UIWebView is not open source, but I reasoned that its implementation must be similar. To verify this, I added a small code snippet to dump all gesture recognizers for its view hierarchy (triggered with [self dumpGestureRecognizers:uiWebView level:0]:

-(void)dumpGestureRecognizers:(UIView *)view level:(int)level {
    NSMutableString *prefix = [NSMutableString new];
    for (int i = 0; i < level; i++) {
        [prefix appendString:@"  "];
    }
    NSLog(@"%@ view: %@", prefix, view);
    if (view.gestureRecognizers.count) {
        NSLog(@"%@ gestureRecognizers", prefix);
        for (UIGestureRecognizer *gestureRecognizer in view.gestureRecognizers) {
            NSLog(@"%@   %@", prefix, gestureRecognizer);
        }
    }
    for (UIView *subview in view.subviews) {
        [self dumpGestureRecognizers:subview level:level + 1];
    }
}

This showed that the UIWebView contains a UIScrollView which in turn contains a UIWebBrowserView. That view has a few gesture recognizers, the most interesting being a UITapGestureRecognizer that requires a single touch and tap and has as the action a _singleTapRecognized selector. Sure enough, it requires the failure of another gesture recognizer that accepts two taps (it has the action set to _doubleTapRecognized, which further makes its purpose clear).
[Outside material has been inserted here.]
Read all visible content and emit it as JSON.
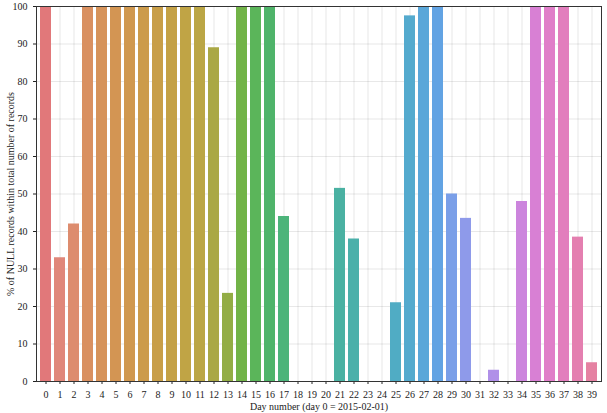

<UITapGestureRecognizer: 0x6180001a72a0; 
    state = Possible; 
    view = <UIWebBrowserView 0x7f844a00aa00>; 
    target= <(action=_singleTapRecognized:, target=<UIWebBrowserView 0x7f844a00aa00>)>; 
    must-fail = {
        <UITapGestureRecognizer: 0x6180001a7d20; 
            state = Possible; 
            view = <UIWebBrowserView 0x7f844a00aa00>; 
            target= <(action=_doubleTapRecognized:, target=<UIWebBrowserView 0x7f844a00aa00>)>; 
            numberOfTapsRequired = 2>,
        <UITapGestureRecognizer: 0x6180001a8180; 
            state = Possible; 
            view = <UIWebBrowserView 0x7f844a00aa00>; 
            target= <(action=_twoFingerDoubleTapRecognized:, target=<UIWebBrowserView 0x7f844a00aa00>)>; 
            numberOfTapsRequired = 2; numberOfTouchesRequired = 2>
    }>

As an experiment, I then added a snippet to disable this double-tap recognizer:

for (UIView* view in webView.scrollView.subviews) {
    if ([view.class.description equalsString:@"UIWebBrowserView"]) {
        for (UIGestureRecognizer *gestureRecognizer in view.gestureRecognizers) {
            if ([gestureRecognizer isKindOfClass:UITapGestureRecognizer.class]) {
                UITapGestureRecognizer *tapRecognizer = (UITapGestureRecognizer *) gestureRecognizer;
                if (tapRecognizer.numberOfTapsRequired == 2 && tapRecognizer.numberOfTouchesRequired == 1) {
                    tapRecognizer.enabled = NO;
                    break;
                }
            }
        }
        break;
    }
}

Once I did that, click events were immediately dispatched, with minimal delay. I've created a simple testbed that shows the difference between a regular UIWebView, a WKWebView and a “hacked” UIWebView with the gesture recognizer. Though the WKWebView is still a couple of milliseconds faster, things are much better.

Touch delay in various web views

Note that UIWebBrowserView is a private class, so having a reference to it may lead to App Store rejection. You may want to look for alternative ways to detect the gesture recognizer. Quip has been running with this hack for a couple of months with no ill effects. My only regret that is that I didn't think of this sooner, we (and other hybrid apps) could have had lag-free clicks for years.